Fraser: Dus de sterren moeten heel mooi uitgelijnd zijn om het effect van de planeet zichtbaar te maken.

Christie: Ja, ze moeten bijna perfect zijn. Dat zorgt voor een zeer hoge versterking. Sommige van de lampen die we hebben bekeken, hebben versterkingen gehad waarbij het licht 800x wordt vergroot. Ze komen niet vaak voor, maar als je een dergelijke lens met een zeer hoge versterking krijgt, als de uitlijning bijna perfect is, dan zul je waarschijnlijk een planeet vinden als die er is.

Fraser: Hoe gevoelig kan deze techniek zijn?

Christie: Sommige experts hebben gezegd dat als deze planeet niet groter was dan Jupiter, hij zo groot was als de aarde, deze waarnemingen hem nog steeds zouden hebben gedetecteerd.
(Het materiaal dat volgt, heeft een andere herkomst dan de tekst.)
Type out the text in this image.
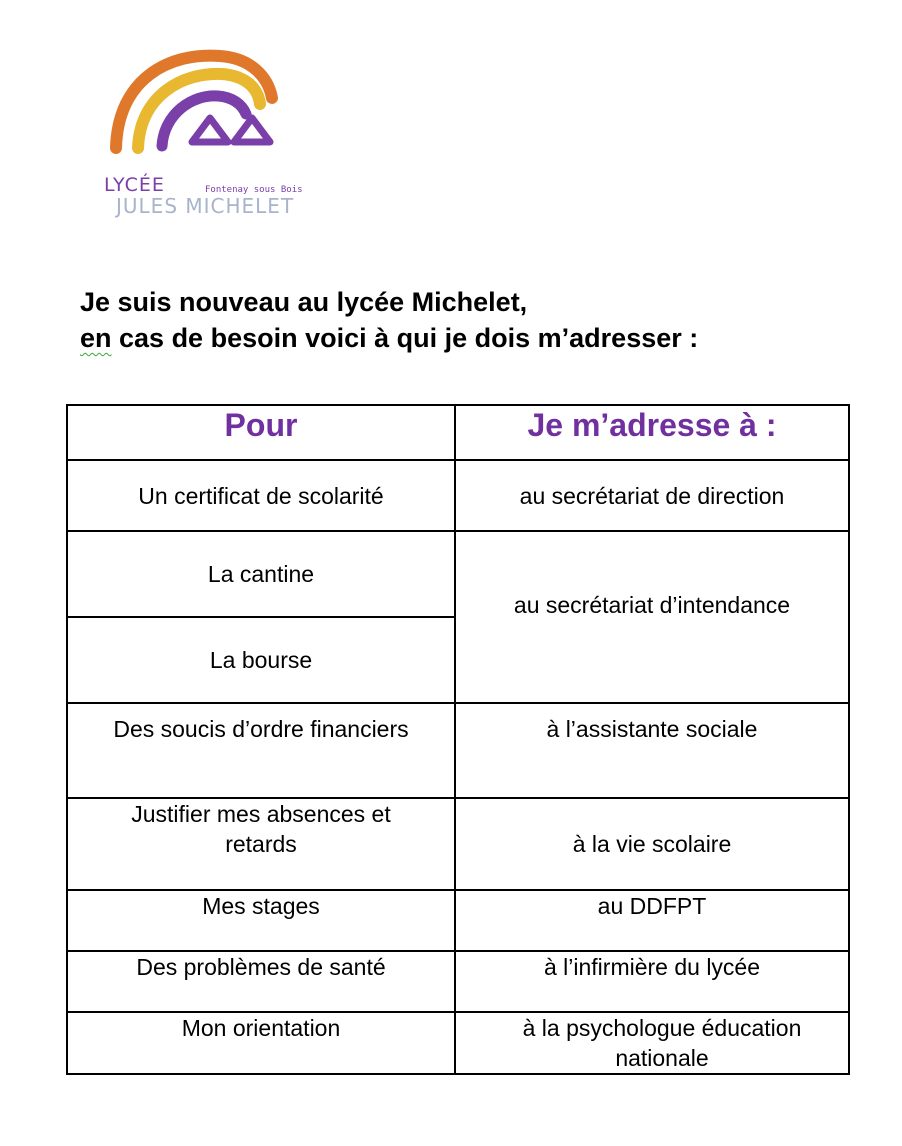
LYCÉE	Fontenay sous Bois
JULES MICHELET
Je suis nouveau au lycée Michelet,
en cas de besoin voici à qui je dois m’adresser :
Pour	Je m’adresse à :
Un certificat de scolarité	au secrétariat de direction
La cantine	au secrétariat d’intendance
La bourse	
Des soucis d’ordre financiers	à l’assistante sociale
Justifier mes absences et retards	à la vie scolaire
Mes stages	au DDFPT
Des problèmes de santé	à l’infirmière du lycée
Mon orientation	à la psychologue éducation nationale
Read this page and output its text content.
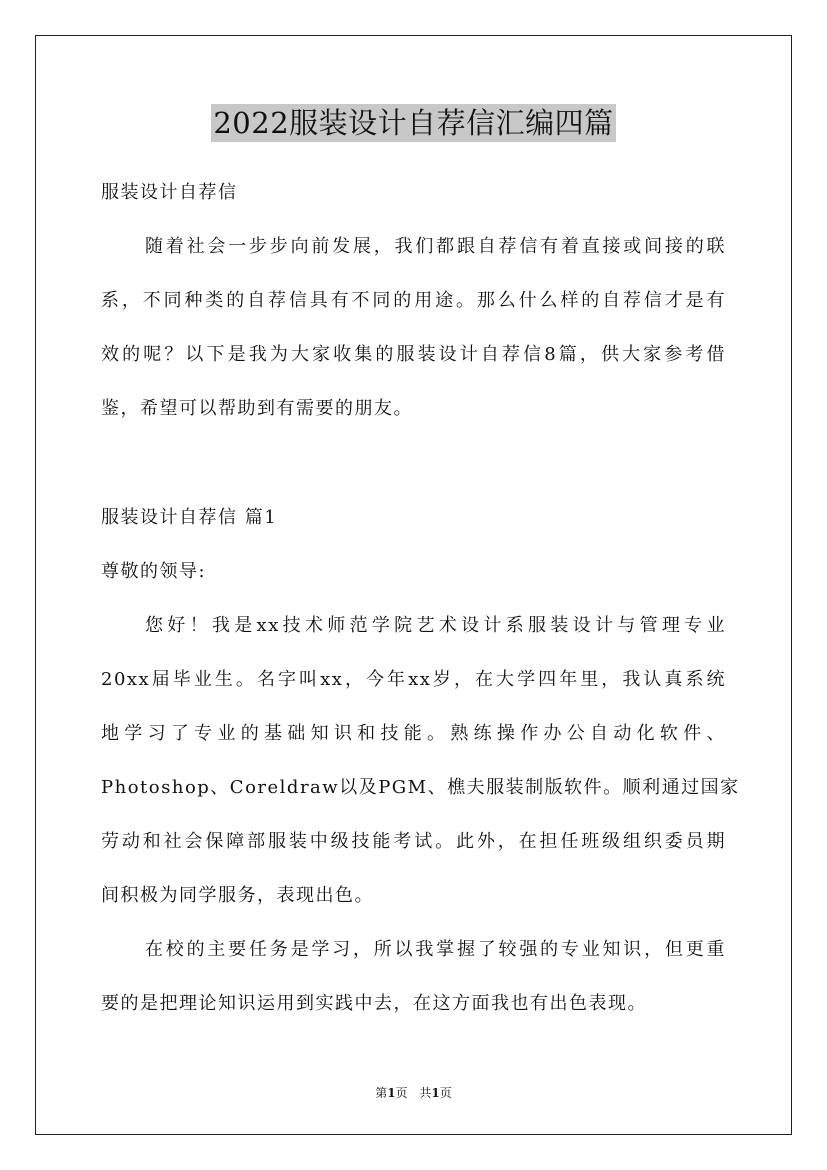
2022服装设计自荐信汇编四篇
服装设计自荐信
随着社会一步步向前发展，我们都跟自荐信有着直接或间接的联
系，不同种类的自荐信具有不同的用途。那么什么样的自荐信才是有
效的呢？以下是我为大家收集的服装设计自荐信8篇，供大家参考借
鉴，希望可以帮助到有需要的朋友。
服装设计自荐信 篇1
尊敬的领导:
您好！我是xx技术师范学院艺术设计系服装设计与管理专业
20xx届毕业生。名字叫xx，今年xx岁，在大学四年里，我认真系统
地学习了专业的基础知识和技能。熟练操作办公自动化软件、
Photoshop、Coreldraw以及PGM、樵夫服装制版软件。顺利通过国家
劳动和社会保障部服装中级技能考试。此外，在担任班级组织委员期
间积极为同学服务，表现出色。
在校的主要任务是学习，所以我掌握了较强的专业知识，但更重
要的是把理论知识运用到实践中去，在这方面我也有出色表现。
第1页 共1页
Ik weet dat er enige discussie is onder de academici in de teams, maar in het algemeen is dat waarschijnlijk een indicatie dat deze methode erg gevoelig kan zijn. En deze gebeurtenis was eigenlijk niet zo helder. We hebben degenen waargenomen die zo helder zijn opgekomen dat je ze kon zien in een kleine 6 ope telescoop.

Fraser: Dat is echter geweldig. Ik weet dat mensen verschillende technieken hebben besproken, zodat ze planeten ter grootte van een aarde kunnen zien die om andere sterren draaien, maar om te weten dat we nu een techniek beschikbaar hebben, is behoorlijk indrukwekkend. Ik wilde een beetje met je praten over hoe amateurs betrokken kunnen worden bij de ontdekkingen in de astronomie. Op welke manieren kunnen mensen betrokken raken?
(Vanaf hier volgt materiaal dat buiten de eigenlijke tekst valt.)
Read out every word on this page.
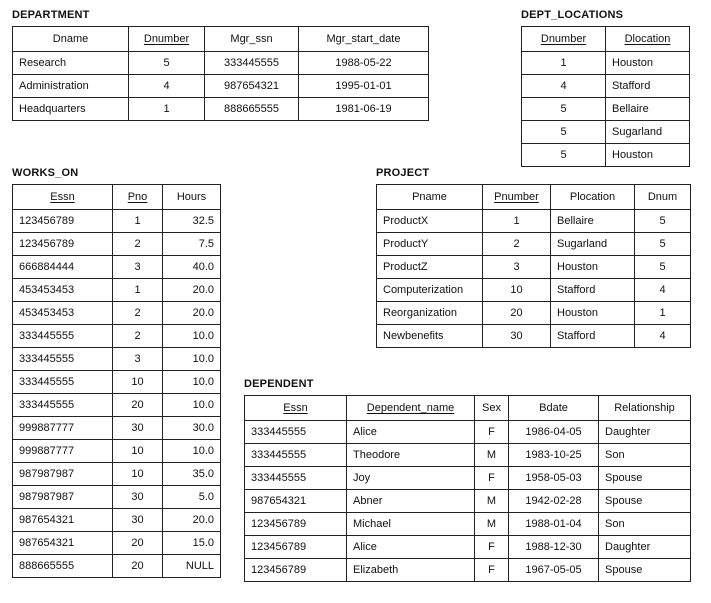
DEPARTMENT
Dname	Dnumber	Mgr_ssn	Mgr_start_date
Research	5	333445555	1988-05-22
Administration	4	987654321	1995-01-01
Headquarters	1	888665555	1981-06-19
DEPT_LOCATIONS
Dnumber	Dlocation
1	Houston
4	Stafford
5	Bellaire
5	Sugarland
5	Houston
WORKS_ON
Essn	Pno	Hours
123456789	1	32.5
123456789	2	7.5
666884444	3	40.0
453453453	1	20.0
453453453	2	20.0
333445555	2	10.0
333445555	3	10.0
333445555	10	10.0
333445555	20	10.0
999887777	30	30.0
999887777	10	10.0
987987987	10	35.0
987987987	30	5.0
987654321	30	20.0
987654321	20	15.0
888665555	20	NULL
PROJECT
Pname	Pnumber	Plocation	Dnum
ProductX	1	Bellaire	5
ProductY	2	Sugarland	5
ProductZ	3	Houston	5
Computerization	10	Stafford	4
Reorganization	20	Houston	1
Newbenefits	30	Stafford	4
DEPENDENT
Essn	Dependent_name	Sex	Bdate	Relationship
333445555	Alice	F	1986-04-05	Daughter
333445555	Theodore	M	1983-10-25	Son
333445555	Joy	F	1958-05-03	Spouse
987654321	Abner	M	1942-02-28	Spouse
123456789	Michael	M	1988-01-04	Son
123456789	Alice	F	1988-12-30	Daughter
123456789	Elizabeth	F	1967-05-05	Spouse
Christie: Er zijn veel manieren om betrokken te raken bij observationele astronomie, maar als je het hebt over fotometrie, een maat voor de helderheid van sterren, heb je eigenlijk gewoon een telescoop nodig met zoveel diafragma als je je kunt veroorloven. Een behoorlijk soort montage en een CCD-beeldcamera. Voor minder dan $ 10.000 kun je een systeem opzetten dat zeer capabel is en eigenlijk heel nuttig kan zijn. Er zijn veel andere dingen die je kunt doen in observationele astronomie waarvoor je dat niet nodig hebt, maar om dit soort werk te doen, heb je dat nodig. We doen ander werk dan dit microlensing-werk, we meten ook de lichtveranderingen van objecten die cataclysmische variabele sterren worden genoemd. Dit zijn interessante objecten die veel flikkeren en van alles en nog wat, en we maken deel uit van een wereldwijd netwerk dat dat soort objecten volgt. Over het algemeen is de gemene deler het meten van de helderheid in de tijd van een ster of object. Dat heet fotometrie en dat is vooral wat we doen.

Fraser: Gefeliciteerd met de ontdekking van je team van deze nieuwe planeet en veel succes met je werk in de toekomst.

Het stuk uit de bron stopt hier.